Last night  I was entered into the first degree of masonry at Stewart manor #56.  Brethren I did not know came out just for me, and put on a great degree all from memory. The experience, kindness and acceptance proved that joining the craft was one of the best decisions of my life...the the memory work begin..the journey east has begun.......


My Freemasonry HD


----------



## Benjamin Baxter (Oct 19, 2013)

Congrats, brother. I am glad you had an awesome degree. Good luck with the memory work and here a tip. Listen well and talk slow. These were my two hardest things to try to learn and I am still learning them to this day. I am sure you will do great.


----------



## BroBook (Oct 19, 2013)

Bro. Bennylee said:


> Congrats, brother. I am glad you had an awesome degree. Good luck with the memory work and here a tip. Listen well and talk slow. These were my two hardest things to try to learn and I am still learning them to this day. I am sure you will do great.
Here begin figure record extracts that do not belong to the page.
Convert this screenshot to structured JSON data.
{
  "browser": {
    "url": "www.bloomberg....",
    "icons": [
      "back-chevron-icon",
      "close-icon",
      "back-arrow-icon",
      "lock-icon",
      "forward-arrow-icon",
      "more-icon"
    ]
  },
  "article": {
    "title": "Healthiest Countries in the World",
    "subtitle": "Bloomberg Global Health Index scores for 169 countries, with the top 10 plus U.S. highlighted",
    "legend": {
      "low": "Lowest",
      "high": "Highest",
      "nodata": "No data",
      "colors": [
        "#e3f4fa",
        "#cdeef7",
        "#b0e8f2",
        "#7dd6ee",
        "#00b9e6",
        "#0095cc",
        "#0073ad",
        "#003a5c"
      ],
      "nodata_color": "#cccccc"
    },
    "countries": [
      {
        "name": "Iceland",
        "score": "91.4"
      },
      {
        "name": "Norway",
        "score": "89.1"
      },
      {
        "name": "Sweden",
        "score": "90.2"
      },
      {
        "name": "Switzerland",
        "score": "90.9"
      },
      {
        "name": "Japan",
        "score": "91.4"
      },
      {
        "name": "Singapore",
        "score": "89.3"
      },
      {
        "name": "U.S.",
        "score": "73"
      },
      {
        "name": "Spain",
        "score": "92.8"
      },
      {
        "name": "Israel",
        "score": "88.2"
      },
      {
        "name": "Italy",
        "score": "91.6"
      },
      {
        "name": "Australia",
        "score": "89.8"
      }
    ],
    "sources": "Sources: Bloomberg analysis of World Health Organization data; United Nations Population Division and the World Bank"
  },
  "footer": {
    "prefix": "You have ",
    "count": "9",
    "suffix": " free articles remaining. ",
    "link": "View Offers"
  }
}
Good advice ! How could he tell it was from memory?


My Freemasonry HD


----------



## ABE (Oct 19, 2013)

[Q UOTE=BroBook;114300]Good advice ! How could he tell it was from memory?


My Freemasonry HD[/QUOTE]
After being brought to light I thought I would see those cipher books but no one had it out.  I had previously attended there officer instillation and had noticed then also the brethren did the the entire ceremony from memory......



My Freemasonry HD


----------



## nayef (Oct 19, 2013)

Congrats Brother 
Wish you all the best and enlightenment in your journey  


My Freemasonry HD


----------



## Brother JC (Oct 19, 2013)

Congratulations!


----------



## Bro. Stewart P.M. (Oct 20, 2013)

Congratulations and welcome!


----------



## ABE (Nov 2, 2013)

Bro. Stewart said:


> Congratulations and welcome!



Update, found proficient and a date set for my FC.... Beginning to understand and I am hungry for more light. 


Stewart Manor #56 F&AM


----------